Unfortunately, men are so much more likely to wind up with a progressive form of the disease. I'm really sorry to hear that it has 'leveled up' like this. This is one of those fears in the back of my head, though with women it becomes more likely after menopause. I truly hope it doesn't get you down too much anymore and that you are able to find some enjoyment in life despite all this.
I am lucky, mostly: I'm 42 and have a bit of fingertip numbness and get some electric shocks sometimes. I wasn't diagnosed until around 2 years ago, though I had ON in my 20's.
It is somewhat odd, though: My neuro first tried to put my fears to rest, assuring me that it wasn't the same disease as it was even 5 years ago due to the drugs available. I wish more of them worked on progressive forms as well, and I'm still hoping for some miracle - it doesn't have to be a cure, per se, but something that at least heals more often.

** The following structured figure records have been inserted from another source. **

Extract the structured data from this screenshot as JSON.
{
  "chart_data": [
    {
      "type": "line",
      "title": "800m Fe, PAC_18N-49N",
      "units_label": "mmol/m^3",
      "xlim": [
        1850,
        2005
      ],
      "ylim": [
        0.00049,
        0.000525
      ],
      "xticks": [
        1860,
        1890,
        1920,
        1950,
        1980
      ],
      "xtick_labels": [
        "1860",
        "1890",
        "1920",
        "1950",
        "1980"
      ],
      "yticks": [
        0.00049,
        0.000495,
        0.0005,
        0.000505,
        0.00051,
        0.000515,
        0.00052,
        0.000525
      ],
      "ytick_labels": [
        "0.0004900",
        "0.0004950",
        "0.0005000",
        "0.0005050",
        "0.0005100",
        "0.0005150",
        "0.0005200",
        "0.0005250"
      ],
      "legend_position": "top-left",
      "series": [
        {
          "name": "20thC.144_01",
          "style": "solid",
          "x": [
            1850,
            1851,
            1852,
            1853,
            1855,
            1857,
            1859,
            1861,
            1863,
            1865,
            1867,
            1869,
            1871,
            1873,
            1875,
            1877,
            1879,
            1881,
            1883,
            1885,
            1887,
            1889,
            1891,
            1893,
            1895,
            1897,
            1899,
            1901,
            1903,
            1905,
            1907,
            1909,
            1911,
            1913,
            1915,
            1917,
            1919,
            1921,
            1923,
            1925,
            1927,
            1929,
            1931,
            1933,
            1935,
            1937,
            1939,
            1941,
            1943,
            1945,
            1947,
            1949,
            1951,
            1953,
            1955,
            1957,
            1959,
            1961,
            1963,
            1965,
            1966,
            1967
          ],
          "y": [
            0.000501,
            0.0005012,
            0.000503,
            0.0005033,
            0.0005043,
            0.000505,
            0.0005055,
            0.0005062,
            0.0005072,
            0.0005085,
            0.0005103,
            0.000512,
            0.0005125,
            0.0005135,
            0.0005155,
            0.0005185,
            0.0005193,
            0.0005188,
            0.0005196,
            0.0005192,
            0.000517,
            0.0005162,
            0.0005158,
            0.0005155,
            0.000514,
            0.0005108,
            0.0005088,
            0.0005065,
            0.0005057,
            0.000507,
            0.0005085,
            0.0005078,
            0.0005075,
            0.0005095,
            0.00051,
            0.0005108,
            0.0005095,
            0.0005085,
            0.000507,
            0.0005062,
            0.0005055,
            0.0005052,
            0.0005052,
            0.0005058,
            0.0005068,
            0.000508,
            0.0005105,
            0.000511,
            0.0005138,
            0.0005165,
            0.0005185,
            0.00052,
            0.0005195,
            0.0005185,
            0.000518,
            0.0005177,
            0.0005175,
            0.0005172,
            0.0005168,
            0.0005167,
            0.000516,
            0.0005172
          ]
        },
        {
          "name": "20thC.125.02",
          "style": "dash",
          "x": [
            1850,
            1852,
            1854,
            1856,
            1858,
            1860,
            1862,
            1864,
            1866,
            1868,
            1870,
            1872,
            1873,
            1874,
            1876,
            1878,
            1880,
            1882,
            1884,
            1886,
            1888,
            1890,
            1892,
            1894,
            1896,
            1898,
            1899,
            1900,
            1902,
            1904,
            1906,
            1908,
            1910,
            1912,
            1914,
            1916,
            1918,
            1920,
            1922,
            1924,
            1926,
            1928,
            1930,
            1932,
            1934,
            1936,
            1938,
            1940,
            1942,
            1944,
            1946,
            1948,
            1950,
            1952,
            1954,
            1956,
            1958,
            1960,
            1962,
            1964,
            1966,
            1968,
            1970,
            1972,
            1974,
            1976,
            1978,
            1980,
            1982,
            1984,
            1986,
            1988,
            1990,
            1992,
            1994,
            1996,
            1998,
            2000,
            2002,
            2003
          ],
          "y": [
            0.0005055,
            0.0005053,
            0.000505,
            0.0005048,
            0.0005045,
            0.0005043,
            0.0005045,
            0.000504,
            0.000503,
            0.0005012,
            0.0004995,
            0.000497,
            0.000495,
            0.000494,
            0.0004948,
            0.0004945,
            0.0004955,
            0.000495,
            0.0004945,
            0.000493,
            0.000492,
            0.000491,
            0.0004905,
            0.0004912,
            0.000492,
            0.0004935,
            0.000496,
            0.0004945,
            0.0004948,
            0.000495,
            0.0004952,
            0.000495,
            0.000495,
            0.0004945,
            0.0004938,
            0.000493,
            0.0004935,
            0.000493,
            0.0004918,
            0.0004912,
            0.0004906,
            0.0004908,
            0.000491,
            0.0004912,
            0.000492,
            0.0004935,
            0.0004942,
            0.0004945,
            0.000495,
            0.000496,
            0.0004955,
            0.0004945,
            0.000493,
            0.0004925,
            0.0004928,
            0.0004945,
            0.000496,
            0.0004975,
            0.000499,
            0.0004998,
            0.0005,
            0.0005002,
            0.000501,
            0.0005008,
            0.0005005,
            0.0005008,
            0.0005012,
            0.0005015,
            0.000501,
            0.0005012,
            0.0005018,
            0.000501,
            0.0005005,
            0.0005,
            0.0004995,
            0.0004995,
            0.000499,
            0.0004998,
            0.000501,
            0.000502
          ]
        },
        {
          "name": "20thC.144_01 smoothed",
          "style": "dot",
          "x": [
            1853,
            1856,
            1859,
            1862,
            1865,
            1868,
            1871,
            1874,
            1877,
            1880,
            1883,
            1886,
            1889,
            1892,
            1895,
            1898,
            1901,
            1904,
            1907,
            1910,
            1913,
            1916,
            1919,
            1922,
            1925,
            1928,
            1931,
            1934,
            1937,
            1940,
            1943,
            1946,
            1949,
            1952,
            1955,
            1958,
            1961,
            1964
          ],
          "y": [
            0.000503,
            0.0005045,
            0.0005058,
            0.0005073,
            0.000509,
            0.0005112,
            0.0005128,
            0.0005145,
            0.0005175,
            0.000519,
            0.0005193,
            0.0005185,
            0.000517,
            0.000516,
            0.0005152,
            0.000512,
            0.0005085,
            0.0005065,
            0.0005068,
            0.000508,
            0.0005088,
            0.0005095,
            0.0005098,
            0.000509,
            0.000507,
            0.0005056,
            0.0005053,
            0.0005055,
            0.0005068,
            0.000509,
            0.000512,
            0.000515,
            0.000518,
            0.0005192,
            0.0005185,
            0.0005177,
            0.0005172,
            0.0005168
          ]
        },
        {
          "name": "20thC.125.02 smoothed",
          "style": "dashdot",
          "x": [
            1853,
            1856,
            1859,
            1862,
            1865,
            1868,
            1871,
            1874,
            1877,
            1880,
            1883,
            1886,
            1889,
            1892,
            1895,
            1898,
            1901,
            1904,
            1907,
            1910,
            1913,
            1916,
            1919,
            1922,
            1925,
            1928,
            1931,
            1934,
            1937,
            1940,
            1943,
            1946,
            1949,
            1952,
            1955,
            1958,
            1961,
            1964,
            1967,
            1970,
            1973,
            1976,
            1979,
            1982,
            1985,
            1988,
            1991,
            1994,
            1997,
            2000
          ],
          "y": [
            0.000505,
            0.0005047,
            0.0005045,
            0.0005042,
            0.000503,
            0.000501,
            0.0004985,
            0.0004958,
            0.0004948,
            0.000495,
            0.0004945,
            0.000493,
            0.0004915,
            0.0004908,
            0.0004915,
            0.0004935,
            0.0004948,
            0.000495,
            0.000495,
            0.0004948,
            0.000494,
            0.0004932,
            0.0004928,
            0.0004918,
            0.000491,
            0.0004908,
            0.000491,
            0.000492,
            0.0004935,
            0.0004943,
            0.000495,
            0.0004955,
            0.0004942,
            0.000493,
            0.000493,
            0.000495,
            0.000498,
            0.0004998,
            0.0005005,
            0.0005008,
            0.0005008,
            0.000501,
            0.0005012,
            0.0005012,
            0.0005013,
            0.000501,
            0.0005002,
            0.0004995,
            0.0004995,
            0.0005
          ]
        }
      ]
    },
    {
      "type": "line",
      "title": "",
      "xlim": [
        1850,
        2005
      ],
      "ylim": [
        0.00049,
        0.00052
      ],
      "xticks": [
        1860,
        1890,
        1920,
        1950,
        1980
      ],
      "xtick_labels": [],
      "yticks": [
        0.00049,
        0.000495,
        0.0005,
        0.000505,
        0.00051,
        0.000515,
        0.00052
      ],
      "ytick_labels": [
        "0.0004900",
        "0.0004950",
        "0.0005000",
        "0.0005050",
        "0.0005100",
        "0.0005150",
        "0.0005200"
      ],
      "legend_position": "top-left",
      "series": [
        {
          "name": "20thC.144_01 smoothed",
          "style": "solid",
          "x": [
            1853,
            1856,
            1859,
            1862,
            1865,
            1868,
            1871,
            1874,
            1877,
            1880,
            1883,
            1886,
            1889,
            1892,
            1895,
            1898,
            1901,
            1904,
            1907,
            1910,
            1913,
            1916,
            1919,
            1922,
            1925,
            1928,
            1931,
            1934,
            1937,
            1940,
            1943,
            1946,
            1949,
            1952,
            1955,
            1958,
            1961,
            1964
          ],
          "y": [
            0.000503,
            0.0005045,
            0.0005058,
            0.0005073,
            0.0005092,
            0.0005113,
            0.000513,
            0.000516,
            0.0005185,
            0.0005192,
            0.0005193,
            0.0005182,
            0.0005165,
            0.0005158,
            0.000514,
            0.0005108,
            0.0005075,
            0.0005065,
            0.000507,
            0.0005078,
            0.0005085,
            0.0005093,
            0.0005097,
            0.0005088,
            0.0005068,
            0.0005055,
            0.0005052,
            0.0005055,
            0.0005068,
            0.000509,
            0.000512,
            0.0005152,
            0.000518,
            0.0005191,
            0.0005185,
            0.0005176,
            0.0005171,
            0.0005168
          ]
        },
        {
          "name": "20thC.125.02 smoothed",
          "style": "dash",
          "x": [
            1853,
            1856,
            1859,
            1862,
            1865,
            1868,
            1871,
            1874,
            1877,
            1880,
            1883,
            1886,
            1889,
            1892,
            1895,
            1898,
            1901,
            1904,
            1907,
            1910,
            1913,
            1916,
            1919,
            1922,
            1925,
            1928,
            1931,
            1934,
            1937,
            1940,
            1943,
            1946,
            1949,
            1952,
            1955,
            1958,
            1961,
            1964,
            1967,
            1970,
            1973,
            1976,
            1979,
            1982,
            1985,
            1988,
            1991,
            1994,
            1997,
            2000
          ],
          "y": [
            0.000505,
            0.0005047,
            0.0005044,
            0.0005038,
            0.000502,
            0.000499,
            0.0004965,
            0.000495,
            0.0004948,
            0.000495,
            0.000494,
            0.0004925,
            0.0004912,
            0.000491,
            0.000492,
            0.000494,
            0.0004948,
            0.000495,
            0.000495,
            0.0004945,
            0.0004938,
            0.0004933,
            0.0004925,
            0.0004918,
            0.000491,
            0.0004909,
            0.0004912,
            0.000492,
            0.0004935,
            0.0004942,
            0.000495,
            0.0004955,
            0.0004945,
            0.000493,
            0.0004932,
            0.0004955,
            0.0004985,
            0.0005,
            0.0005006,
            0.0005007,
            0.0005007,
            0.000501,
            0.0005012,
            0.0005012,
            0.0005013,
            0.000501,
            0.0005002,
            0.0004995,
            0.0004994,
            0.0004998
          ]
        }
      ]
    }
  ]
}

My doctor may have been blunt with me because I grew up with family that has it. I've known what it was since I was 5.
But my doctor says the same lately, not even dimethyl fumerate was out there yet in 2012 and the best drugs merely reduced the probability of an attack by a little under 50%. Several current drugs I think are more like 70% and way gentler to take. Still far from perfect though, I've gotten worse despite three very different medications. But with MS we're kind of just playing the odds, and that 70% is aggregated across all underlying causes. Mine is almost certainly genetic. Maybe one drug works great for genetic causes but badly for some say chemical exposure that triggered it. But no one can tell that's the case.
That seems like something that could be improved for sure, personalized medicine. But I also don't find it hard to believe that we'll be regenerating nerves in ten years, that seems entirely reasonable given how long we've been studying them and the tools now available.
Stress has never been proven to be a link, though it is often repeated. Being male does sometimes make things worse and males are more likely to have a more progressive form of the disease than females. (The vast majority of patients are females: I know they suspect an interplay of hormones creating different outcomes, but I don't know if they've proven it).
As far as progression, that is something that happens to some people. Some folks never have the relaspses and time in between and others, the disease turns into progressive form. If scientists haven't figured out why some are more progressive or why some folks' MS turns progressive, I highly doubt looking at one's own life is going to find a key to progression. I'm not the parent here, but I can't see the point in such a thing.
Oh, I thought the statistics were that half as many men as women have it. I don't know if I'd call that vast, though admittedly most people who have mentioned that they have it have been women. I probably just saw bad stats.
Like, yes, my life has been very stressful for years at a time. Those times weren't when it became progressive though, and good luck finding a control that has never had periods of stress and then doing statistics on them somehow...
I was more pointing out that males, when they get it, are more likely to have a hard time and more likely to get primary forms and the relapsing forms are more likely to turn progressive early on (women wind up catching up after menopause sometimes).
And yeah, everyone has stress. They thought that stress caused relapses at one time, though, but further research has ruled it out. They can look at folks that have had undue stress and look at timing of relapses vs times of major stress to see if the link is correct. The 'stress-free life' advice still gets passed around though.
I am not even sure if major things are improved by my medication because I have no idea whether it would be even worse without. I can't do statistics on that... I definitely can't guess whether it becoming progressive is because I've had a lot of stress and wouldn't want to mislead anyone by suggesting it. As far as I know it just tends to happen eventually.
Stress seems to trigger attacks and symptoms though, I don't think that part is controversial.